Bisnis.com, JAKARTA — Lingkaran Survei Indonesia (LSI) Denny JA menjelaskan sejumlah alasan minimnya pengaruh elektoral terhadap dua pasangan Capres-Cawapres setelah Debat Pilpres putaran pertama.
Peneliti LSI, Adjie Alfaraby memaparkan salah satu penyebabnya yaitu masyarakat yang menonton debat secara utuh hanya 14,9% populasi, dan 50,6% menonton sebagian.
Dari para penonton tersebut, sebanyak 82,1% tidak akan mengubah pilihan Capres-Cawapresnya, hanya 5,8% yang mengubah pilihan, dan 12,1% menyatakan tidak menjawab.
Adjie menjelaskan 5,8% penonton debat yang mengubah pilihan tersebut hanyalah 2,9% populasi masyarakat. Sehingga pasangan calon ataupun timses tidak bisa hanya mengandalkan Debat Pilpres untuk menjaring suara.
"Inilah efek riil debat. Bahwa Debat Capres pertama kemarin hanya punya pengaruh 2,9% untuk mengubah peta dukungan secara nasional," jelas Adjie di kantor LSI, Rabu (30/1/2019).
Hasilnya terlihat dari elektabilitas kedua pasangan calon yang cenderung landai. Jokowi-Ma'ruf yang sebelumnya memiliki elektabilitas 54,2% kini meningkat menjadi 54,8%. Sedangkan Prabowo-Sandiaga sebelumnya 30,5% menjadi 31,0% pada Januari 2019.
Adjie menjelaskan lebih lanjut, tidak signifikannya efek elektoral merupakan hal wajar, sebab selisih elektabilitas kedua pasangan calon masih relatif tinggi.

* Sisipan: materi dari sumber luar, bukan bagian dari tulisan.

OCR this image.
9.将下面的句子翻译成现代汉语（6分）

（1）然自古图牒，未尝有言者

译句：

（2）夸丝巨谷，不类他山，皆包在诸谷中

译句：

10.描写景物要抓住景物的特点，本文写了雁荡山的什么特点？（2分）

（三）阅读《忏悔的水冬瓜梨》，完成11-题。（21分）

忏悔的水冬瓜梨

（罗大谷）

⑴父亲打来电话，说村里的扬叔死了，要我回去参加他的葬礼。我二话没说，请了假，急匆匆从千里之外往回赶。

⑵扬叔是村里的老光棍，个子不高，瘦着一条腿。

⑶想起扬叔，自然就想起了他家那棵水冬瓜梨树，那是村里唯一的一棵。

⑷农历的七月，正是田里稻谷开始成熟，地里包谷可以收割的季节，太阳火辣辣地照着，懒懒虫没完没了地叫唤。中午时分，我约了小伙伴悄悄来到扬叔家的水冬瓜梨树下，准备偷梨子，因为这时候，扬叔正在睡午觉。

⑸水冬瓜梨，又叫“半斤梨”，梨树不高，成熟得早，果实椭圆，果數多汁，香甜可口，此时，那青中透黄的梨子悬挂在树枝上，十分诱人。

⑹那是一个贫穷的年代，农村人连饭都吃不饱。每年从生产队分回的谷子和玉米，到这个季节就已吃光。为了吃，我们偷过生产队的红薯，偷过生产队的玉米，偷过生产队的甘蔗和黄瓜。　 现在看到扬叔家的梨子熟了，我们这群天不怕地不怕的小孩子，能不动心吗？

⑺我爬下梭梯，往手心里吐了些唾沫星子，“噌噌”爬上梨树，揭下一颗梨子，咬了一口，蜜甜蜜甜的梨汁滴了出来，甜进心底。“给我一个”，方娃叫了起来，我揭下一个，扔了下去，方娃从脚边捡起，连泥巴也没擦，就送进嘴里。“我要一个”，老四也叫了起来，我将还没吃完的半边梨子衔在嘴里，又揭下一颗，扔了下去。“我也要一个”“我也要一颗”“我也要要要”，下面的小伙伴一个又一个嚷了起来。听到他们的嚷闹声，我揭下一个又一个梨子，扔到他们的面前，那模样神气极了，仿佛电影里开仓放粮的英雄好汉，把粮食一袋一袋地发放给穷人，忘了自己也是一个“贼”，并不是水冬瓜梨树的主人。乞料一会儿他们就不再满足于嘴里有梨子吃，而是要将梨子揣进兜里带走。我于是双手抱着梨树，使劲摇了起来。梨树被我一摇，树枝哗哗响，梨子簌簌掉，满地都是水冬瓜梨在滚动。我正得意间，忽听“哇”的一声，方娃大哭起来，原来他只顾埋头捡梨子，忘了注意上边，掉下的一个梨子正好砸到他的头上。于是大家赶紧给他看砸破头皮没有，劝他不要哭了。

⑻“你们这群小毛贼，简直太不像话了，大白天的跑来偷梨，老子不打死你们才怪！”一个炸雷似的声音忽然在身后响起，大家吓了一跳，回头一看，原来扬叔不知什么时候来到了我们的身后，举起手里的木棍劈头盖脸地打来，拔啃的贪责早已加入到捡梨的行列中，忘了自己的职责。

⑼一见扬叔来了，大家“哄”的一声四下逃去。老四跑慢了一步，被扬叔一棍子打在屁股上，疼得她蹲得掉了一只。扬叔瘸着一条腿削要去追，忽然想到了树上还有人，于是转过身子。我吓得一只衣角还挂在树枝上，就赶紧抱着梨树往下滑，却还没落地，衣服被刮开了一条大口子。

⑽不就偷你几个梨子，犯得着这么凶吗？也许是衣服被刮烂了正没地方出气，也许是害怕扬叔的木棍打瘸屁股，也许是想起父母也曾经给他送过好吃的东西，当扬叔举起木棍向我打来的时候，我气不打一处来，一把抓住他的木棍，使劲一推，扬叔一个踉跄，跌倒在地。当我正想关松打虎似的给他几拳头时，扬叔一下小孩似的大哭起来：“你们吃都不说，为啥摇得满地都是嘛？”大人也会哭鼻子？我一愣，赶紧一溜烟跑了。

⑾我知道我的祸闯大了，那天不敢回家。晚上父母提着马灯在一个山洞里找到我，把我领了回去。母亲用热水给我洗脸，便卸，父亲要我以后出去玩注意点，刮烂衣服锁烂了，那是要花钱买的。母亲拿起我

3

"Di Amerika misalnya, para scientist banyak menganalisa bahwa kalau selisih Capres di bawah 5%, baru analisanya bisa terjadi. Karena selisihnya tipis, maka debat bisa berpengaruh," jelas Adjie.
"Kecuali memang ada blunder yang fatal. Terkait dengan mungkin statement yang misalnya menyentuh isu sensitif. Misalnya isu primordial, dan blunder yang lain," tambahnya.
Oleh sebab itu, Adji menegaskan bahwa Debat Pilpres bukan satu-satunya alat bagi pemilih untuk mengevaluasi pilihannya. Kedua timses masih punya pekerjaan rumah untuk menjaring pemilih dari kalangan ekonomi rendah dan wilayah pedesaan, yang tidak terlalu terpengaruh agenda Debat Pilpres.
Kendati demikian, pasangan calon tetap harus memperhatikan penampilannya, untuk mempertahankan penonton debat yang didominasi kalangan yang sudah memiliki pilihan, tingkat pendidikan tinggi, dan tinggal di wilayah perkotaan.
"Bagaimana mereka menyampaikan pesan, seberapa kuat mereka meyakinkan pemilih, kemudian pemilih akan menilai kompetensi debatnya, substansinya apakah sesuai dengan apa yang mereka butuhkan," ujarnya.